Following coronary angiography, the patient was transferred to the intensive care unit, with a favorable clinical course. Dual antiplatelet therapy and highintensity statins with ezetimibe were initiated. No evidence of impaired wound healing, infection, or discharge was observed; therefore, the orthopedic team opted for outpatient management.
This case highlights that a single dose of metamizole may destabilize a previously stable coronary plaque. In type 2 KS, the hypersensitivity reaction triggers massive mast cell degranulation. (4) This leads to the release of preformed mediators such as leukotrienes and histamine, which induce vasospasm, as well as proteases such as tryptase and chymase. These, in turn, activate matrix metalloproteinases that degrade collagen in the fibrous cap of the atherosclerotic plaque, facilitating erosion or acute rupture. In this patient, the presence of a severe distal lesion in the right coronary artery suggests inflammatory stress secondary to drug exposure, which acted as a trigger in a previously vulnerable coronary anatomy.

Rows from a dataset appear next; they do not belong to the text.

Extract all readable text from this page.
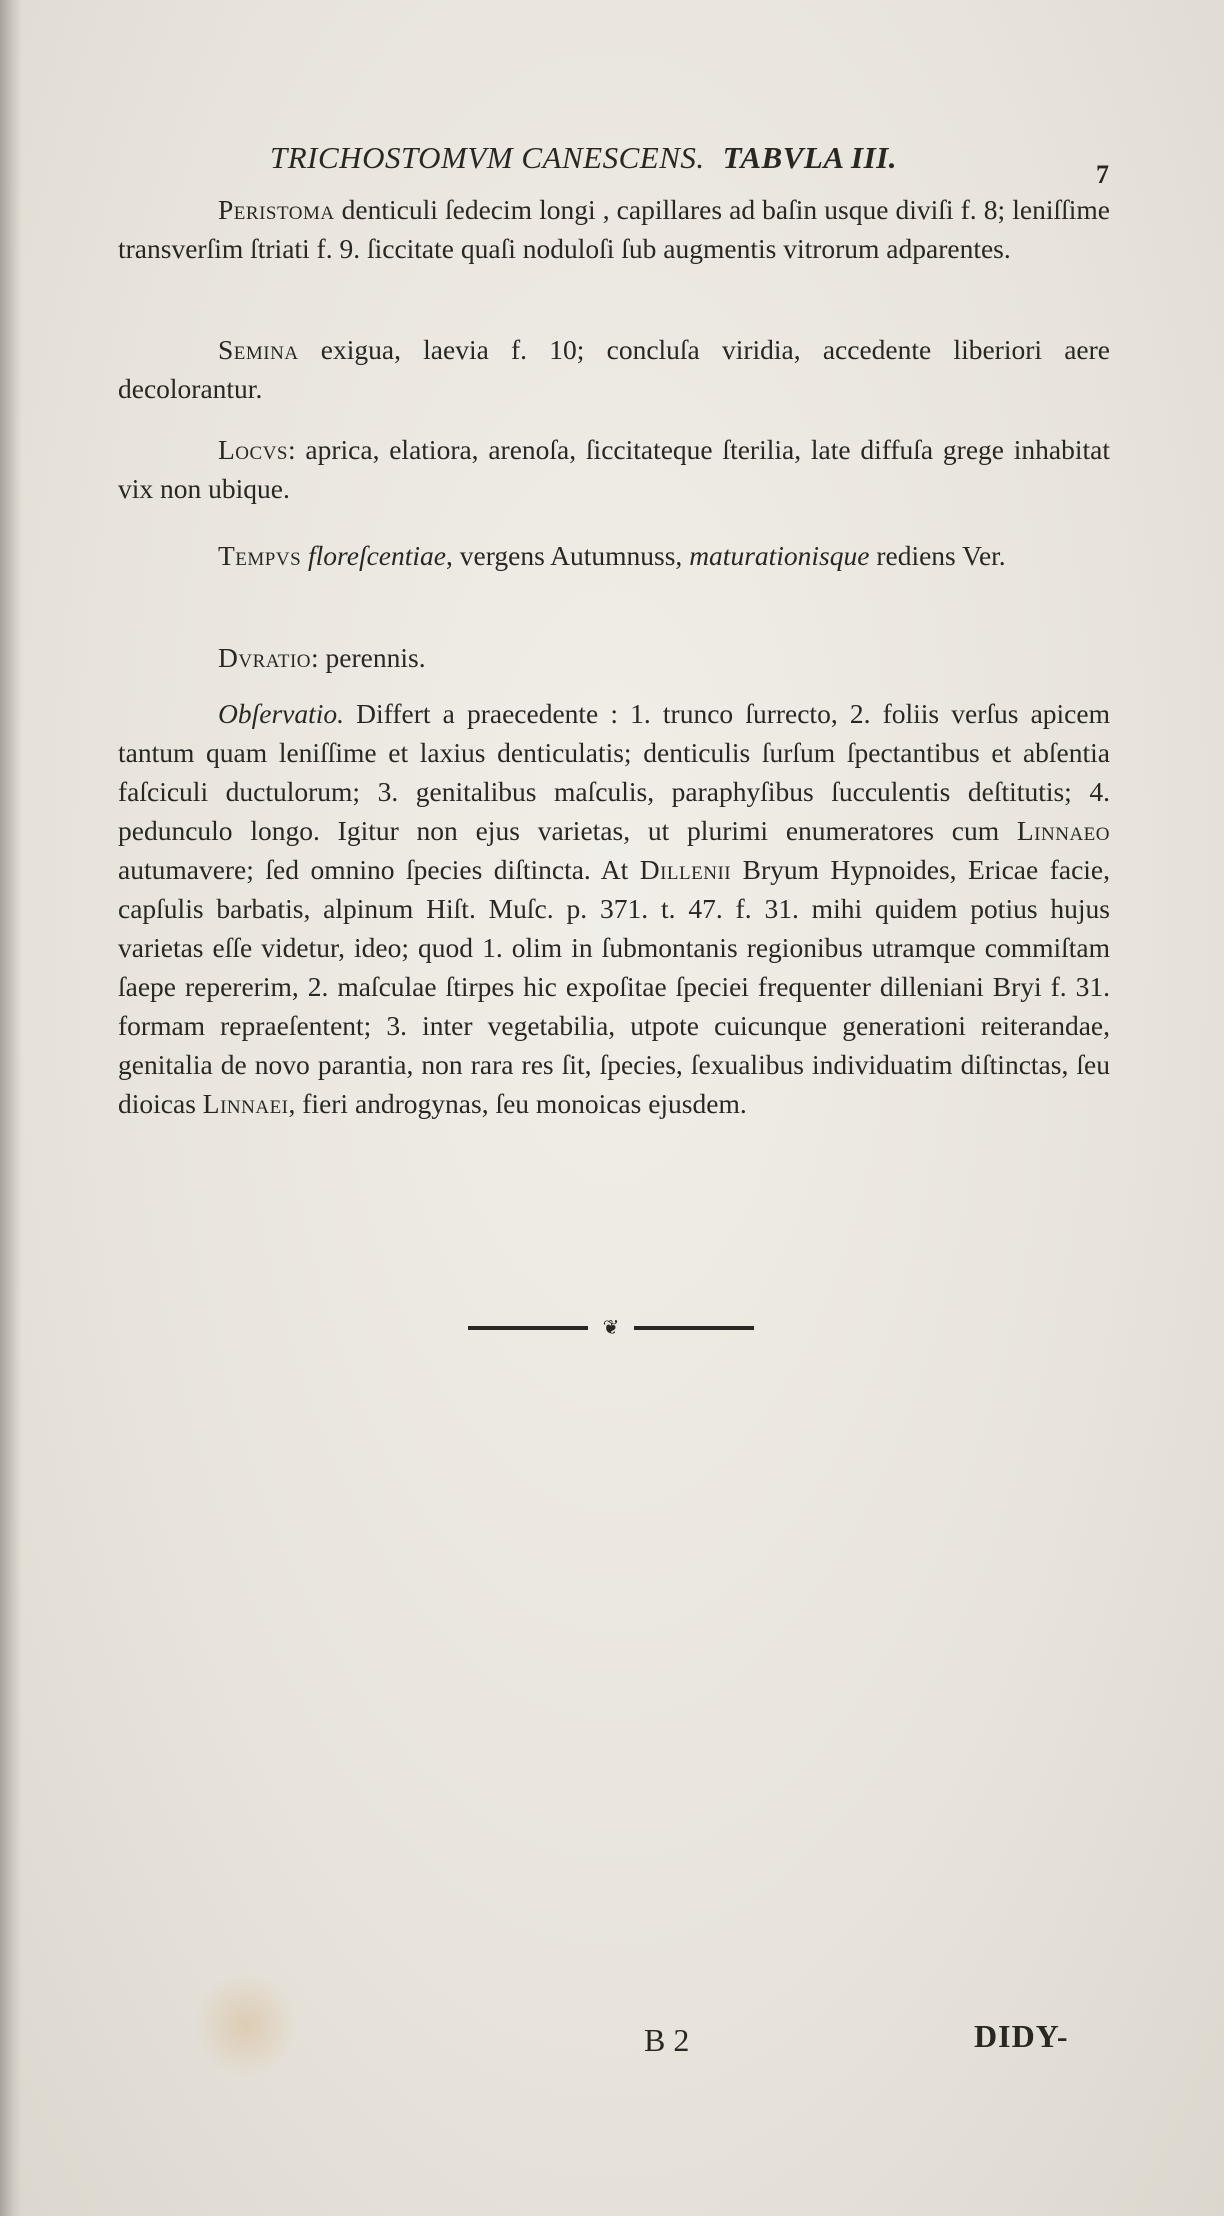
TRICHOSTOMVM CANESCENS. TABVLA III.	7

Peristoma denticuli ſedecim longi , capillares ad baſin usque diviſi f. 8; leniſſime transverſim ſtriati f. 9. ſiccitate quaſi noduloſi ſub augmentis vitrorum adparentes.

Semina exigua, laevia f. 10; concluſa viridia, accedente liberiori aere decolorantur.

Locvs: aprica, elatiora, arenoſa, ſiccitateque ſterilia, late diffuſa grege inhabitat vix non ubique.

Tempvs floreſcentiae, vergens Autumnuss, maturationisque rediens Ver.

Dvratio: perennis.

Obſervatio. Differt a praecedente : 1. trunco ſurrecto, 2. foliis verſus apicem tantum quam leniſſime et laxius denticulatis; denticulis ſurſum ſpectantibus et abſentia faſciculi ductulorum; 3. genitalibus maſculis, paraphyſibus ſucculentis deſtitutis; 4. pedunculo longo. Igitur non ejus varietas, ut plurimi enumeratores cum Linnaeo autumavere; ſed omnino ſpecies diſtincta. At Dillenii Bryum Hypnoides, Ericae facie, capſulis barbatis, alpinum Hiſt. Muſc. p. 371. t. 47. f. 31. mihi quidem potius hujus varietas eſſe videtur, ideo; quod 1. olim in ſubmontanis regionibus utramque commiſtam ſaepe repererim, 2. maſculae ſtirpes hic expoſitae ſpeciei frequenter dilleniani Bryi f. 31. formam repraeſentent; 3. inter vegetabilia, utpote cuicunque generationi reiterandae, genitalia de novo parantia, non rara res ſit, ſpecies, ſexualibus individuatim diſtinctas, ſeu dioicas Linnaei, fieri androgynas, ſeu monoicas ejusdem.

❦
B 2	DIDY-
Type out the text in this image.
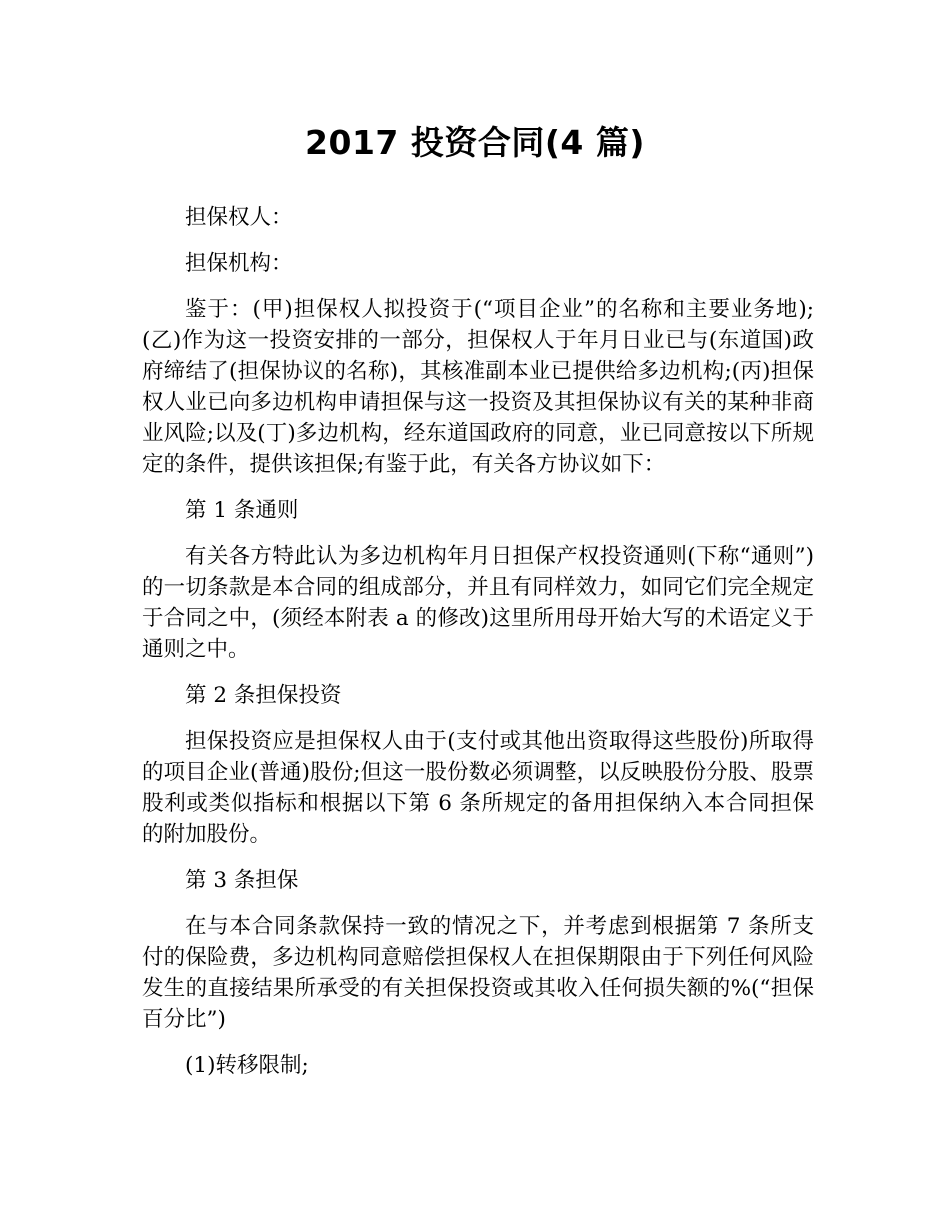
2017 投资合同(4 篇)

担保权人：

担保机构：

鉴于：(甲)担保权人拟投资于(“项目企业”的名称和主要业务地);(乙)作为这一投资安排的一部分，担保权人于年月日业已与(东道国)政府缔结了(担保协议的名称)，其核准副本业已提供给多边机构;(丙)担保权人业已向多边机构申请担保与这一投资及其担保协议有关的某种非商业风险;以及(丁)多边机构，经东道国政府的同意，业已同意按以下所规定的条件，提供该担保;有鉴于此，有关各方协议如下：

第 1 条通则

有关各方特此认为多边机构年月日担保产权投资通则(下称“通则”)的一切条款是本合同的组成部分，并且有同样效力，如同它们完全规定于合同之中，(须经本附表 a 的修改)这里所用母开始大写的术语定义于通则之中。

第 2 条担保投资

担保投资应是担保权人由于(支付或其他出资取得这些股份)所取得的项目企业(普通)股份;但这一股份数必须调整，以反映股份分股、股票股利或类似指标和根据以下第 6 条所规定的备用担保纳入本合同担保的附加股份。

第 3 条担保

在与本合同条款保持一致的情况之下，并考虑到根据第 7 条所支付的保险费，多边机构同意赔偿担保权人在担保期限由于下列任何风险发生的直接结果所承受的有关担保投资或其收入任何损失额的%(“担保百分比”)

(1)转移限制;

Metamizole (dipyrone) is a widely used analgesic, but its immunological safety profile requires close monitoring. (4) Agranulocytosis is the most widely recognized risk. However, this syndrome and immediate hypersensitivity reactions may frequently occur without evident cutaneous manifestations, as in this case. (5) A history of nonsteroidal anti-inflammatory drug (NSAID) intolerance is noteworthy, as it may indicate a pre-existing susceptibility to shift metabolism toward the leukotriene pathway.
From a therapeutic standpoint, KS remains a dilemma. Beta-blockers are contraindicated in the acute phase due to the risk of exacerbating coronary vasospasm. Adrenaline should be used with caution and reserved for anaphylactic shock, as it increases oxygen demand and may worsen ischemia. Therefore, a multidisciplinary approach involving cardiology is essential to guide revascularization along with corticosteroids and antihistamines. (6) This case underscores that, in the setting of an allergic reaction, the heart is also a critical target organ.
Conflicts of interest
None declared.
(See conflicts of interest forms on the website).
Ethical considerations
The authors declare that all procedures complied with institutional ethical standards and that patient confidentiality was ensured.